The everyday environment of an organization implies promises. Perhaps a new phone center rep has heard that employees who work hard and have hit the one-year employment mark are typically promoted to the supervisor ranks. However, when she reaches her one-year anniversary date, a company-wide hiring and promotion freeze is put in place. She feels jaded, even though an explicit promise was never made.
2. Rumors and stories from colleagues and peers.
Rumors and gossip are the enemies of EA because they fill employees' heads with unsupportable claims. Employee behavior is often a reflection of where they understand the organization to be headed, whether accurate or not.
3. News stories and other information from the broader culture.

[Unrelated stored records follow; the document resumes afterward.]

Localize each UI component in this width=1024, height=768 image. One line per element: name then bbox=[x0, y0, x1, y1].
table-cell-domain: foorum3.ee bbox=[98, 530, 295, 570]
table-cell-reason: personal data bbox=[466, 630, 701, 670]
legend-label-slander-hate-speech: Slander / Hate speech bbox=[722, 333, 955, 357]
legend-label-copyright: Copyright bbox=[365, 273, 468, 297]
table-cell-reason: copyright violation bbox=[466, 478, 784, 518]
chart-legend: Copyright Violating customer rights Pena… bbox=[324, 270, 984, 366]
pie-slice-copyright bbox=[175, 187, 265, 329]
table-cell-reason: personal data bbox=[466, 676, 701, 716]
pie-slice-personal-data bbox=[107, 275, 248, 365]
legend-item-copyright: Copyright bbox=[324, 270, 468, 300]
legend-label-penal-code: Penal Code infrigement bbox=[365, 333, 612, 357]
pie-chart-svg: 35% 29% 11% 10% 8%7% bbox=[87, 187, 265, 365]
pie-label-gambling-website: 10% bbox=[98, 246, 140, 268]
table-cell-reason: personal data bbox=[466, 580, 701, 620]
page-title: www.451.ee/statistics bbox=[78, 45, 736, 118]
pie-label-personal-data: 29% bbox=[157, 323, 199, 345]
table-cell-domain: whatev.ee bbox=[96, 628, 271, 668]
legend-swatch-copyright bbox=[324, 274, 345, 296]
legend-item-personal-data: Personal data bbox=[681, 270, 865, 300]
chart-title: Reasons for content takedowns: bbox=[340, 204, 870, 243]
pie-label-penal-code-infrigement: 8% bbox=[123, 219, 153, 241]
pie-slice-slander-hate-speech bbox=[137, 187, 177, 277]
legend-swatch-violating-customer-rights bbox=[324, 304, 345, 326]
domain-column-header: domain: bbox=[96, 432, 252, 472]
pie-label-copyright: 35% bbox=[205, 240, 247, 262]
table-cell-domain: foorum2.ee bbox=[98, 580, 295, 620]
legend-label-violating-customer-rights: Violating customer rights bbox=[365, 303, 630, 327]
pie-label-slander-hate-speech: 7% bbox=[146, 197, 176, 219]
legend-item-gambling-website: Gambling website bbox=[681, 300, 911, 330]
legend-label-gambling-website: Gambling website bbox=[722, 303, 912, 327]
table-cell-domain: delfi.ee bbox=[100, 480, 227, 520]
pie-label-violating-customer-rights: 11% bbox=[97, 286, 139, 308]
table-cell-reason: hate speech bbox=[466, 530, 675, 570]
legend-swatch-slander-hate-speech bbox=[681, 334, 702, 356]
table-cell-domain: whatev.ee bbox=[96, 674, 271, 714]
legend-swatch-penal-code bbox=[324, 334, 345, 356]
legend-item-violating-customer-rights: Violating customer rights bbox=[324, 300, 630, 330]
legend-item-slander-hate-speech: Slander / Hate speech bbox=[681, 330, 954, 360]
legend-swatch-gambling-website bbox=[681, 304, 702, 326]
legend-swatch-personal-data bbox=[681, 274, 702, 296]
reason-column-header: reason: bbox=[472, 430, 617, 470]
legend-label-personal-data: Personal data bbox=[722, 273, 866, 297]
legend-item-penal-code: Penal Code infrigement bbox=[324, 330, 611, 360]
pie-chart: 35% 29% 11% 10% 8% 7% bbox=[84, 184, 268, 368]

Expectations are often created by those outside the organization and transferred to employees. It's unrealistic to think that employees should be sheltered from news coverage of IPOs, unemployment rates and other business events. As with rumors, this information affects what they expect in the future.
4. Employer brand.
Your organization has two brands: one with its customers and one with current, future and past employees -- your employer brand. It's the face your organization puts forward to the public that sets expectations about your culture. Your employer brand comes with a host of expectations that will be picked up and carried by your employees, even if some of it is the stuff of urban legend.
5. Unexpressed or unclear employer expectations.
Do your employees know what you expect of them? Are your expectations realistic? Results from the study above tell us that nearly half of line-level employees feel the boss's expectations are often muddy or at least not clearly spelled out.
Related: All You Need to Know About Creating a Culture Based on Growth
Be mindful of both explicit and implicit contracts being set within the organization. Employee engagement is, more often than not, a factor of expectation alignment. When the employee experience is aligned with expectations, a culture of alignment is the result. When alignment occurs, engagement flourishes (even at Amazon), and when an organization is engaged, the business gets results.